Now, as Gorski states, this is a bit of guesswork and instinct, but none of us should probably accept results as meaningful if they are tiny, even if statistically significant. I see this a lot, especially with alternative medicine studies that try to “prove” that they have some benefit beyond placebo. But if there’s a new therapy, or “eat XYZ and it will reduce ABC by 5%”, those results may just be no different than random.

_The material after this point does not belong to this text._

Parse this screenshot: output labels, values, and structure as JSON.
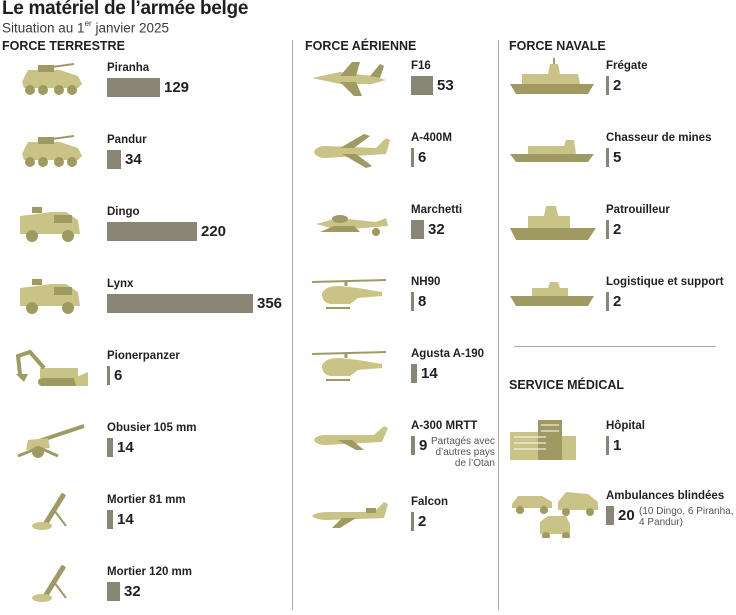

Just as bad as press releases are meeting abstracts (which, of course, are promoted by press releases by research institutions), which are incomplete and unpublished data and undergo varying levels of review; they are often unreviewed self-published sources and these initial conclusions may have changed dramatically if and when the data are finally ready for publication. According to a 2002 paper in JAMA, a total of 252 news stories reported on 147 research abstracts. In the 3 years after the meetings, 50% of the abstracts were published in high-impact journals, 25% in low-impact journals, and 25% remained unpublished. Interestingly, the 39 abstracts that received front-page coverage in newspapers had a publication rate almost identical to the overall publication rate. The authors concluded that, “abstracts at scientific meetings receive substantial attention in the high-profile media. A substantial number of the studies remain unpublished, precluding evaluation in the scientific community.”
It’s really not that hard to determine what’s good science and what is bad. Not all science is equal. If you want to peer into the future, sure an abstract or primary animal or cell culture study may tell you where clinical research is heading, but 10-20 years down the road. If you want to confirm that vaccines do not cause autism, it’s easy. There are secondary, peer-reviewed, high-impact journal published studies for your review.